Resource-efficient quantum correlation measurements via multicopy neural network methods
Patrycja Tulewicz, Karol Bartkiewicz, Adam Miranowicz, Franco Nori
TL;DR
This approach simplifies and improves the error robustness of multicopy measurements, eliminating the need for complex nonlinear equation analysis, and represents a significant advancement in AI-assisted quantum measurements, making the practical implementation on current quantum hardware more feasible.
Abstract
Measuring complex properties in quantum systems, such as measures of quantum entanglement and Bell nonlocality, is inherently challenging. Traditional methods, like quantum state tomography (QST), necessitate a full reconstruction of the density matrix for a given system and demand resources that scale exponentially with system size. We propose an alternative strategy that reduces the required information by combining multicopy measurements with artificial neural networks (ANNs), resulting in a 67\% reduction in measurement requirements compared to QST. We have successfully measured two-qubit quantum correlations of Bell states subjected to a depolarizing channel (resulting in Werner states) and an amplitude damping channel (leading to Horodecki states) using the multicopy approach on real quantum hardware. Our experiments, conducted with transmon qubits on IBMQ processors, quantified the violation of Bell's inequality and the negativity of two-qubit entangled states. We compared these results with those obtained from the standard QST approach and applied a maximum likelihood method to mitigate noise.

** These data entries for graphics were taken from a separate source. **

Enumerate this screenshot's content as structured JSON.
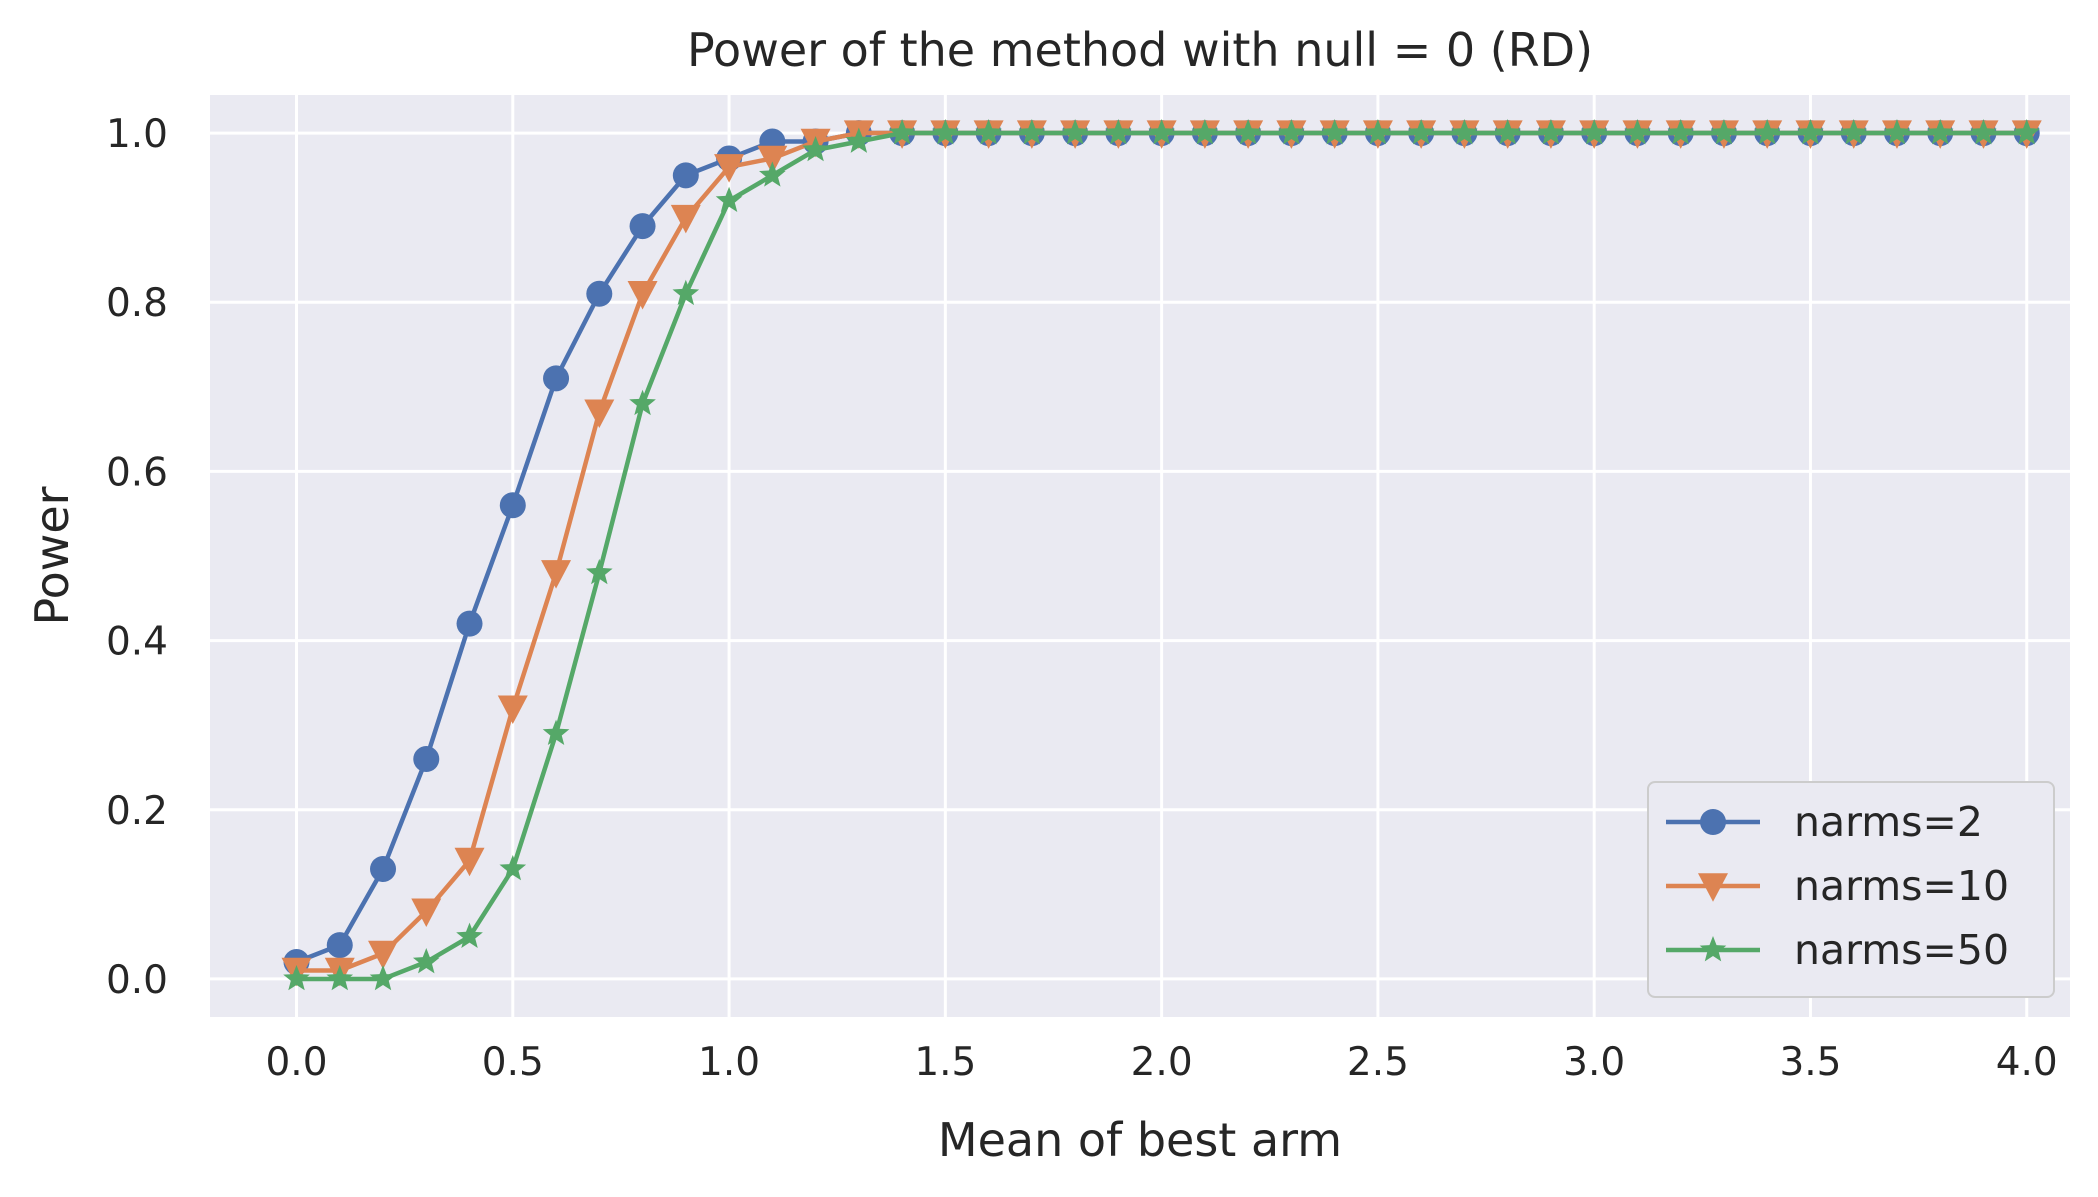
{
  "chart_data": {
    "type": "line",
    "title": "Power of the method with null = 0 (RD)",
    "xlabel": "Mean of best arm",
    "ylabel": "Power",
    "xlim": [
      -0.2,
      4.1
    ],
    "ylim": [
      -0.045,
      1.045
    ],
    "xticks": [
      "0.0",
      "0.5",
      "1.0",
      "1.5",
      "2.0",
      "2.5",
      "3.0",
      "3.5",
      "4.0"
    ],
    "yticks": [
      "0.0",
      "0.2",
      "0.4",
      "0.6",
      "0.8",
      "1.0"
    ],
    "grid": true,
    "legend_position": "lower-right",
    "background": "#eaeaf2",
    "x": [
      0.0,
      0.1,
      0.2,
      0.3,
      0.4,
      0.5,
      0.6,
      0.7,
      0.8,
      0.9,
      1.0,
      1.1,
      1.2,
      1.3,
      1.4,
      1.5,
      1.6,
      1.7,
      1.8,
      1.9,
      2.0,
      2.1,
      2.2,
      2.3,
      2.4,
      2.5,
      2.6,
      2.7,
      2.8,
      2.9,
      3.0,
      3.1,
      3.2,
      3.3,
      3.4,
      3.5,
      3.6,
      3.7,
      3.8,
      3.9,
      4.0
    ],
    "series": [
      {
        "name": "narms=2",
        "marker": "circle",
        "color": "#4c72b0",
        "values": [
          0.02,
          0.04,
          0.13,
          0.26,
          0.42,
          0.56,
          0.71,
          0.81,
          0.89,
          0.95,
          0.97,
          0.99,
          0.99,
          1.0,
          1.0,
          1.0,
          1.0,
          1.0,
          1.0,
          1.0,
          1.0,
          1.0,
          1.0,
          1.0,
          1.0,
          1.0,
          1.0,
          1.0,
          1.0,
          1.0,
          1.0,
          1.0,
          1.0,
          1.0,
          1.0,
          1.0,
          1.0,
          1.0,
          1.0,
          1.0,
          1.0
        ]
      },
      {
        "name": "narms=10",
        "marker": "triangle-down",
        "color": "#dd8452",
        "values": [
          0.01,
          0.01,
          0.03,
          0.08,
          0.14,
          0.32,
          0.48,
          0.67,
          0.81,
          0.9,
          0.96,
          0.97,
          0.99,
          1.0,
          1.0,
          1.0,
          1.0,
          1.0,
          1.0,
          1.0,
          1.0,
          1.0,
          1.0,
          1.0,
          1.0,
          1.0,
          1.0,
          1.0,
          1.0,
          1.0,
          1.0,
          1.0,
          1.0,
          1.0,
          1.0,
          1.0,
          1.0,
          1.0,
          1.0,
          1.0,
          1.0
        ]
      },
      {
        "name": "narms=50",
        "marker": "star",
        "color": "#55a868",
        "values": [
          0.0,
          0.0,
          0.0,
          0.02,
          0.05,
          0.13,
          0.29,
          0.48,
          0.68,
          0.81,
          0.92,
          0.95,
          0.98,
          0.99,
          1.0,
          1.0,
          1.0,
          1.0,
          1.0,
          1.0,
          1.0,
          1.0,
          1.0,
          1.0,
          1.0,
          1.0,
          1.0,
          1.0,
          1.0,
          1.0,
          1.0,
          1.0,
          1.0,
          1.0,
          1.0,
          1.0,
          1.0,
          1.0,
          1.0,
          1.0,
          1.0
        ]
      }
    ]
  }
}
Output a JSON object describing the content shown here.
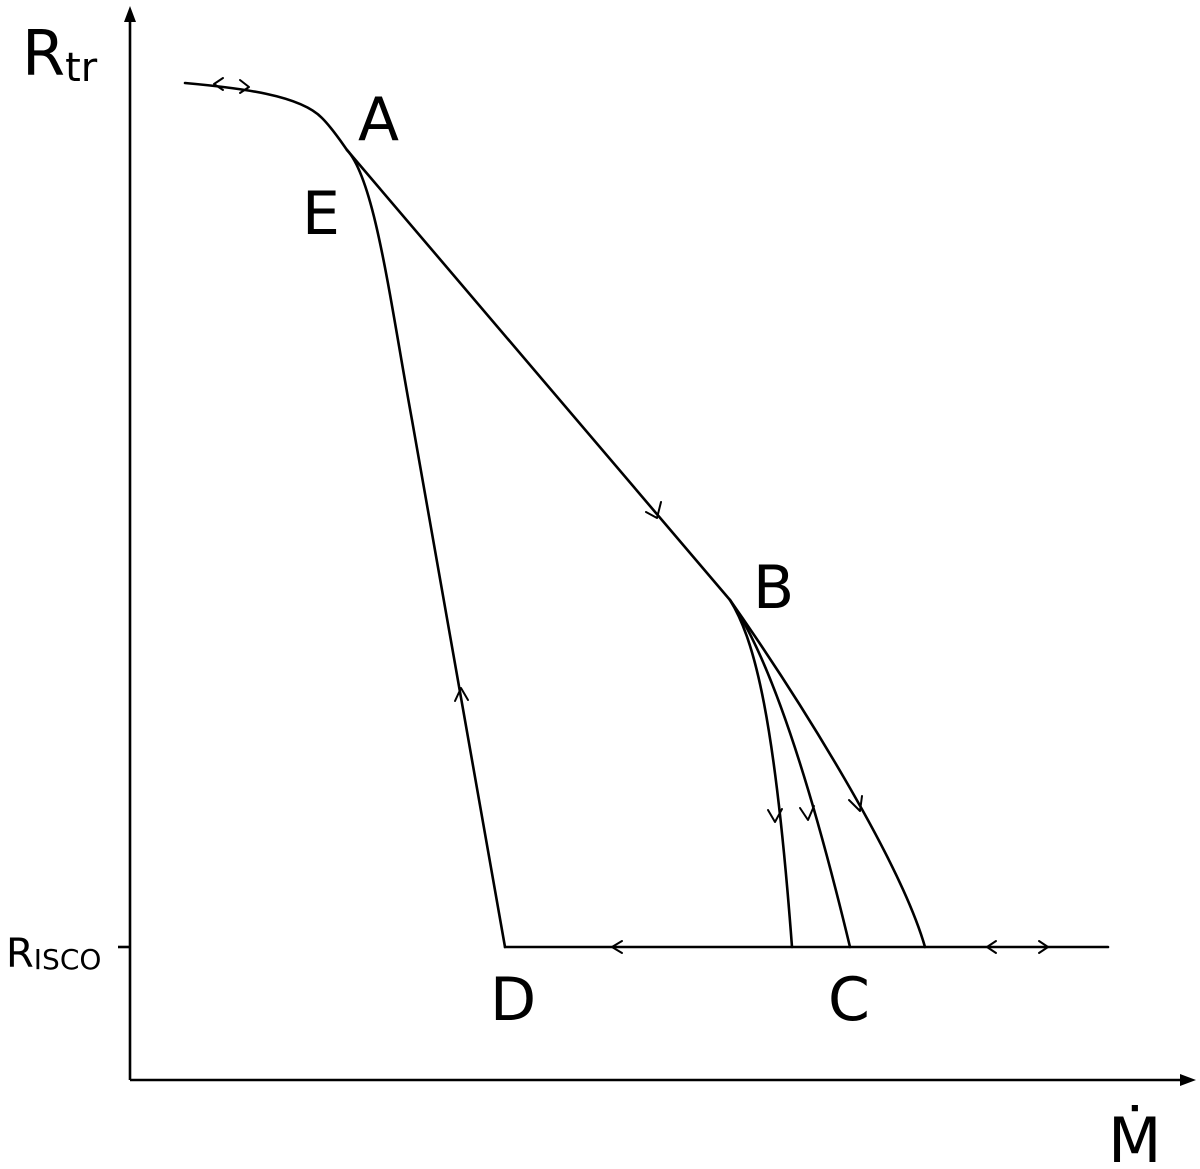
{
  "axes": {
    "y_label_main": "R",
    "y_label_sub": "tr",
    "x_label": "Ṁ",
    "y_tick_main": "R",
    "y_tick_sub": "ISCO"
  },
  "points": {
    "A": "A",
    "B": "B",
    "C": "C",
    "D": "D",
    "E": "E"
  }
}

We trained ANNs to estimate entanglement and nonlocality measures using optimized sets of projections identified through Shapley's (SHAP) analysis for the Werner and Horodecki states. The ANN output, based on this reduced set of projections, aligns well with expected values and enhances noise robustness. This approach simplifies and improves the error-robustness of multicopy measurements, eliminating the need for complex nonlinear equation analysis. It represents a significant advancement in AI-assisted quantum measurements, making practical implementation on current quantum hardware more feasible.